When cities fail to provide basic amenities like seats at bus stops, community organizations step in with creative DIY fixes.
The world is full of sorry bus stops. The sorriest ones—as Streetsblog has chronicled in their annual contest—are just a sign and a patch of unshaded dirt. And while grassroots organizations have come up with creative ways to reimagine bus stops as exercise hubs, sustainable gardens, and the like, many would stand to benefit from a more modest addition: a better place to sit.
Benches can be hard to come by at bus stops, much less full bus shelters, even as transit advocates have long stressed their benefits, especially for older riders. Better amenities can boost ridership, according to a Transit Center report, and given the worrying state of bus use nationwide, installing better benches should be a low-cost way for cities to address a low-hanging fruit.

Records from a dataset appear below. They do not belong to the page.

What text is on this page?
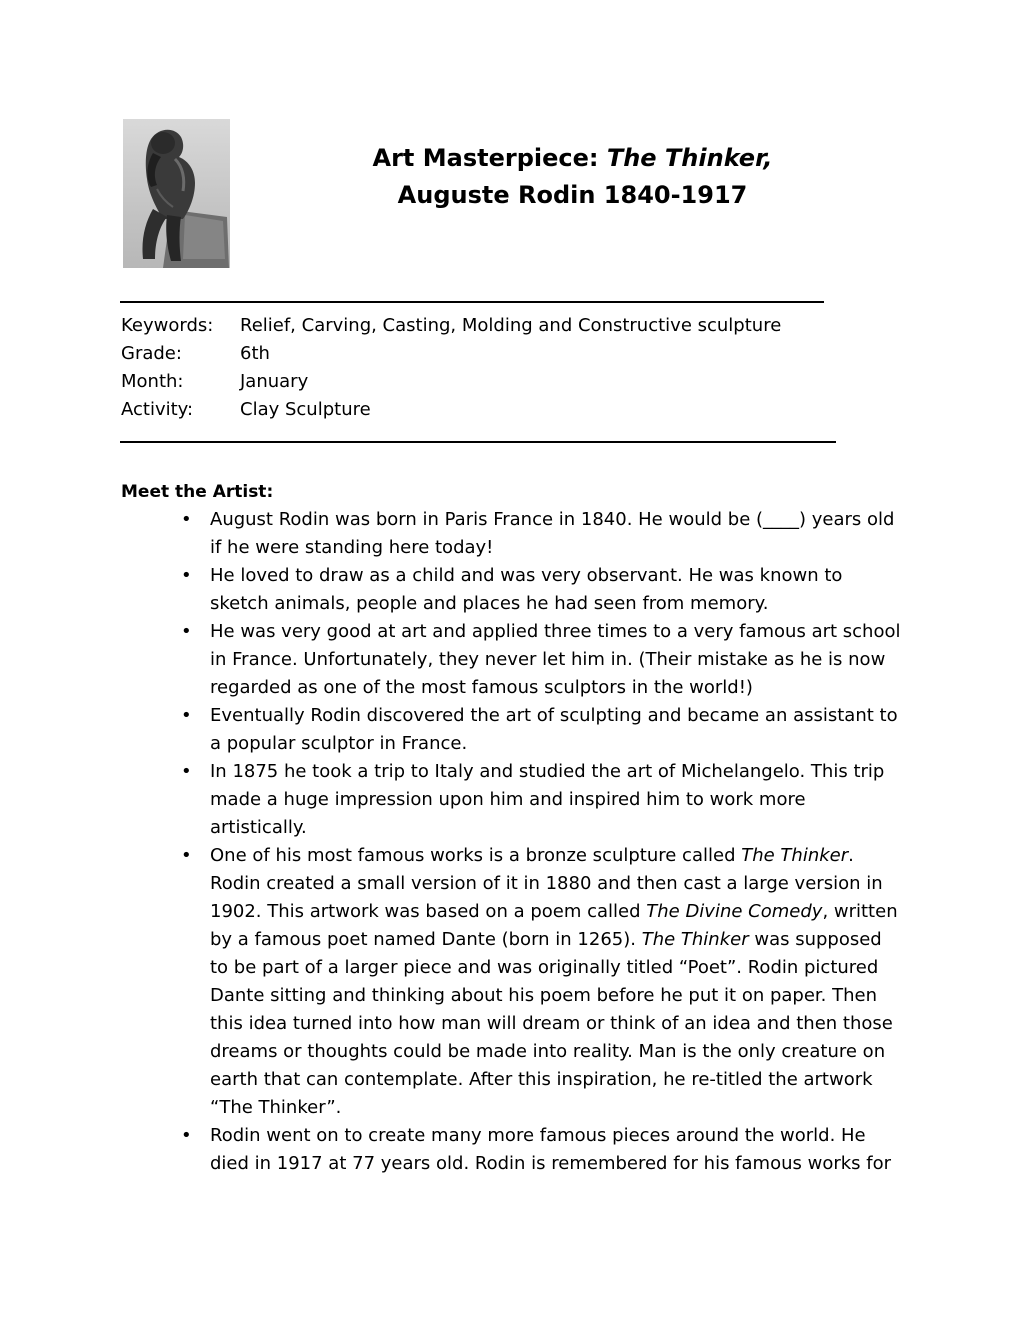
Art Masterpiece: The Thinker,
Auguste Rodin 1840-1917
Keywords:	Relief, Carving, Casting, Molding and Constructive sculpture
Grade:	6th
Month:	January
Activity:	Clay Sculpture
Meet the Artist:
• August Rodin was born in Paris France in 1840. He would be (____) years old if he were standing here today!
• He loved to draw as a child and was very observant. He was known to sketch animals, people and places he had seen from memory.
• He was very good at art and applied three times to a very famous art school in France. Unfortunately, they never let him in. (Their mistake as he is now regarded as one of the most famous sculptors in the world!)
• Eventually Rodin discovered the art of sculpting and became an assistant to a popular sculptor in France.
• In 1875 he took a trip to Italy and studied the art of Michelangelo. This trip made a huge impression upon him and inspired him to work more artistically.
• One of his most famous works is a bronze sculpture called The Thinker. Rodin created a small version of it in 1880 and then cast a large version in 1902. This artwork was based on a poem called The Divine Comedy, written by a famous poet named Dante (born in 1265). The Thinker was supposed to be part of a larger piece and was originally titled “Poet”. Rodin pictured Dante sitting and thinking about his poem before he put it on paper. Then this idea turned into how man will dream or think of an idea and then those dreams or thoughts could be made into reality. Man is the only creature on earth that can contemplate. After this inspiration, he re-titled the artwork “The Thinker”.
• Rodin went on to create many more famous pieces around the world. He died in 1917 at 77 years old. Rodin is remembered for his famous works for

So what’s getting in their way? Cities can fund bus seating via advertising, but in some cases, according to Transit Center, the money from bus-stop ads doesn’t get invested into bus-stop amenities. Then there’s the bureaucracy over which agency is in charge of handling street furniture—is it the parks department, the transportation department, or in the case of Los Angeles, the department of public works? Adding benches may also require approval by city council, but not before residents add their input. Sometimes, neighbors and local businesses resist adding sidewalk amenities for bus riders, believing that they lure loiterers.

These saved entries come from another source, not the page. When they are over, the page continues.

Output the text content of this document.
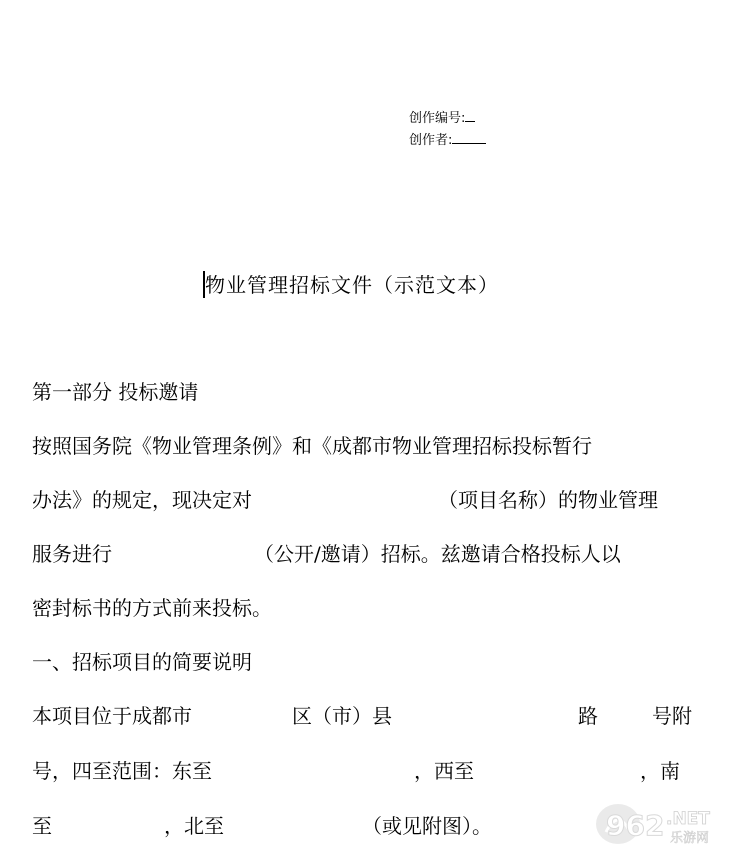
创作编号:
创作者:
物业管理招标文件（示范文本）
第一部分 投标邀请
按照国务院《物业管理条例》和《成都市物业管理招标投标暂行
办法》的规定，现决定对	（项目名称）的物业管理
服务进行	（公开/邀请）招标。兹邀请合格投标人以
密封标书的方式前来投标。
一、招标项目的简要说明
本项目位于成都市	区（市）县	路	号附
号，四至范围：东至	，西至	，南
至	，北至	（或见附图）。	962 .NET
乐游网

That’s where guerrilla bus stops come in. Some are the work of community organizations; others the doing of actual masked vigilantes. The efforts can be as minimal as setting out a lawn chair, and as elaborate as artistically wrapping handmade wooden benches around bus stop signs. Here’s a roundup of some of the simplest, and most creative, community solutions.
Benches built right into the bus pole
In Los Angeles, a masked artist has been building wooden benches on the spot in neighborhoods like Boyle Heights, El Sereno, and downtown, according to an interview with the Los Angeles Times. When the newspaper caught up with the artist last November, he had installed more than a dozen. The wooden benches, wide enough to snugly fit three people, are constructed right around the bus stop sign so they can’t be easily moved—though the Times reporter notes that after watching the artist install one of his benches, it disappeared five days later.